Les Yamaha clouées au box à Sepang : « On préfère comprendre le problème avant de reprendre la piste »

Extrait de cet article : post publié sur GP-Inside

Les Yamaha clouées au box à Sepang : « On préfère comprendre le problème avant de reprendre la piste »

Les M1 V4 n’ont pas tourné lors de la deuxième journée des tests. Le directeur technique Max Bartolini explique les raisons de cette décision.
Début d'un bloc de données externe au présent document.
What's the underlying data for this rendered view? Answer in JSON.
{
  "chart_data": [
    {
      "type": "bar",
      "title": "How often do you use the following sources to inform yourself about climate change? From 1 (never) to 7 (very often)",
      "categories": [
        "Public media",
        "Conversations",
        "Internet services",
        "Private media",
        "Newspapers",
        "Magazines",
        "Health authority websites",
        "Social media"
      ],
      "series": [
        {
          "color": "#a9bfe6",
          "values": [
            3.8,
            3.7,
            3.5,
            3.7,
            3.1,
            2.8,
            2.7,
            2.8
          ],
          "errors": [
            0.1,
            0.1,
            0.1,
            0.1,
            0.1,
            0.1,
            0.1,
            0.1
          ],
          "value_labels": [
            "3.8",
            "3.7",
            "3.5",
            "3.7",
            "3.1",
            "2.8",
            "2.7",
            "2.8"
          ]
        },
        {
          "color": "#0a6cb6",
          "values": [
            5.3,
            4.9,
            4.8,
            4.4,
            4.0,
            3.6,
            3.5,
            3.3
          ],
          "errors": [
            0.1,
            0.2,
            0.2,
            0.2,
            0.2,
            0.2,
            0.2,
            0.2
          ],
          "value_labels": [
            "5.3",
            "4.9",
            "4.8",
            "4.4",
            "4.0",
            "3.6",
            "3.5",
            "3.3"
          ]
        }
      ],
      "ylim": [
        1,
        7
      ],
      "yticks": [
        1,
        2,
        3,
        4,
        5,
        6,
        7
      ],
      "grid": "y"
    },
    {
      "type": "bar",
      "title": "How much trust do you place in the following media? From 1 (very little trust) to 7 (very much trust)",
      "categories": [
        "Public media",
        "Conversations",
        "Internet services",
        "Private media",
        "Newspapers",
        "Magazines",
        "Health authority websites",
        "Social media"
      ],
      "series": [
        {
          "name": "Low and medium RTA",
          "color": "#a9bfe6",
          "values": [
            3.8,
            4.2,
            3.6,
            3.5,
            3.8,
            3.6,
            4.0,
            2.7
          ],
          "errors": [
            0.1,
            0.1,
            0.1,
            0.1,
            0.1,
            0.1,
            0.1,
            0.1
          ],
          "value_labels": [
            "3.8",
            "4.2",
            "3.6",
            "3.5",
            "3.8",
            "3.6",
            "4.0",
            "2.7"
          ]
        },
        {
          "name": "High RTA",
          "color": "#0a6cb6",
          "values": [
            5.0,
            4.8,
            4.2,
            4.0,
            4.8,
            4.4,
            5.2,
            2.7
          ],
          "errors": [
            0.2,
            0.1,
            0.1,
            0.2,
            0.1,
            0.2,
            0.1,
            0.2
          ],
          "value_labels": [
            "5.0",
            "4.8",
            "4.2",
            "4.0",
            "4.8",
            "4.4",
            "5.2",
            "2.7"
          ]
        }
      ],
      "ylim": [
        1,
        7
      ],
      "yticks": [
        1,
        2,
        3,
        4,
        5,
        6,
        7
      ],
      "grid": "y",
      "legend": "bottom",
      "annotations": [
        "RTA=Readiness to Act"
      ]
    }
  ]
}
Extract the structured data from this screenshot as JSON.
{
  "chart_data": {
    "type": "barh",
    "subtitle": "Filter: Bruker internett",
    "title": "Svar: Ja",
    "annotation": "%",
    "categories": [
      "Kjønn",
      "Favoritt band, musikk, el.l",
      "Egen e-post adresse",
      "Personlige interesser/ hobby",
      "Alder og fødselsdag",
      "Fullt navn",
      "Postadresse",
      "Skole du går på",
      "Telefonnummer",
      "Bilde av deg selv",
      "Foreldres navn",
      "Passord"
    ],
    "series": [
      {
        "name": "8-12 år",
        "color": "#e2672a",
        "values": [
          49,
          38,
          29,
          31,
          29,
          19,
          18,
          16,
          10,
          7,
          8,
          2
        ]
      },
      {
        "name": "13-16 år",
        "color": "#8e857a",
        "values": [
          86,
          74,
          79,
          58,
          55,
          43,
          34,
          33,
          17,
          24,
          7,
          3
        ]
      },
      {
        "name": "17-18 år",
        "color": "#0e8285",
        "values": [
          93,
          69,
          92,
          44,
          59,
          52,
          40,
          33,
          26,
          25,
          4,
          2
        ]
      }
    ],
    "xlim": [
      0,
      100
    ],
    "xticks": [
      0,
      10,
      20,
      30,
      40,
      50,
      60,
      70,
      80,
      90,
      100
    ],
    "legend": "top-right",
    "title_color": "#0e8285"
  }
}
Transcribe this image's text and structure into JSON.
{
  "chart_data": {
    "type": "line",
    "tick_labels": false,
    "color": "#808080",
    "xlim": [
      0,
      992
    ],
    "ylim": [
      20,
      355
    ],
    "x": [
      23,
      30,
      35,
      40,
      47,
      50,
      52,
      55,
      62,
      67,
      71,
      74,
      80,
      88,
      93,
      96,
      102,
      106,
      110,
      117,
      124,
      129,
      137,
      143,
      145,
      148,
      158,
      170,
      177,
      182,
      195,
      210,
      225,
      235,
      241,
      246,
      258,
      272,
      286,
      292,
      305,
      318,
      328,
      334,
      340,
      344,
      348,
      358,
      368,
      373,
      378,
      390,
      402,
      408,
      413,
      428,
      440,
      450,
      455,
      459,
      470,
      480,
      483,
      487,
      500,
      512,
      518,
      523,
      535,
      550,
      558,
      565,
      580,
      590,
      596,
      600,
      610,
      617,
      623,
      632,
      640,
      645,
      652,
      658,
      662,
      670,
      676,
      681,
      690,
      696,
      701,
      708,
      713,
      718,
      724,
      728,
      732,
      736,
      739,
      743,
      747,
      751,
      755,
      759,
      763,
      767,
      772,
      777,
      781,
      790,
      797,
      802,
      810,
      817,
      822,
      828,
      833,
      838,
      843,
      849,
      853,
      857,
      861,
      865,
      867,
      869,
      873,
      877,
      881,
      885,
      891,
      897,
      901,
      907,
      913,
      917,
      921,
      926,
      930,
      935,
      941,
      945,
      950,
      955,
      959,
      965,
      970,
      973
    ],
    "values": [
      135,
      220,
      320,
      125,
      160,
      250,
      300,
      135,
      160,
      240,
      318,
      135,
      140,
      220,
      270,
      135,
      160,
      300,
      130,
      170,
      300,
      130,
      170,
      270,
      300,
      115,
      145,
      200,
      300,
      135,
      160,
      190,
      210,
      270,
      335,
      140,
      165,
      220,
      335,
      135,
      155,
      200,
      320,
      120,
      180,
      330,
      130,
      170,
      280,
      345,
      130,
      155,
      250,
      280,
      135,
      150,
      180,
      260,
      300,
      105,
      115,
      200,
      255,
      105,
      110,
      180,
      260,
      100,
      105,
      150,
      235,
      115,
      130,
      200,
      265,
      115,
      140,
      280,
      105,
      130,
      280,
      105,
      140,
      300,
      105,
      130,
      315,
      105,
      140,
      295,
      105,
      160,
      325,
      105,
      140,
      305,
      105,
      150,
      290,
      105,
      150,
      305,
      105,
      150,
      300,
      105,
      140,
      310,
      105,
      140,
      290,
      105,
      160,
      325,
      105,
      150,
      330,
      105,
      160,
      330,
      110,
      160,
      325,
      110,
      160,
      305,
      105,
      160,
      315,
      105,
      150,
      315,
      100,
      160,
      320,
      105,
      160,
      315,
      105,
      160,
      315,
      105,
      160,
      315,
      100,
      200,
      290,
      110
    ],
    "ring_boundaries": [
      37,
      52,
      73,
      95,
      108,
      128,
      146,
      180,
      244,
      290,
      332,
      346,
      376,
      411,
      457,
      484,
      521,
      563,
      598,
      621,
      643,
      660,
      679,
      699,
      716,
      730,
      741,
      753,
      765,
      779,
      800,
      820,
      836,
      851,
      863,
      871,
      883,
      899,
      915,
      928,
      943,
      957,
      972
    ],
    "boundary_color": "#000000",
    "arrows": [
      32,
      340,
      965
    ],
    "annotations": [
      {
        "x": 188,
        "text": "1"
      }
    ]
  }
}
Aucune Yamaha n’a pris la piste mercredi à Sepang. Au lendemain des deux chutes de Fabio Quartararo, l’équipe a préféré suspendre ses activités pour investiguer.

« Après le fait Fabio ait du s’arrêter sur la piste hier, on a vérifié quel était le problème et on n’a pas trouvé de solution claire. On a une idée, mais en considérant la sécurité de nos pilotes et aussi des autres pilotes, on a décidé avant de retourner en piste de vraiment comprendre quel était le problème et ce qu’on devait faire pour être plus sûrs. Donc on a décidé de ne pas rouler aujourd’hui et de continuer à vérifier pour essayer de trouver une solution pour demain », a expliqué Max Bartolini, directeur technique de Yamaha.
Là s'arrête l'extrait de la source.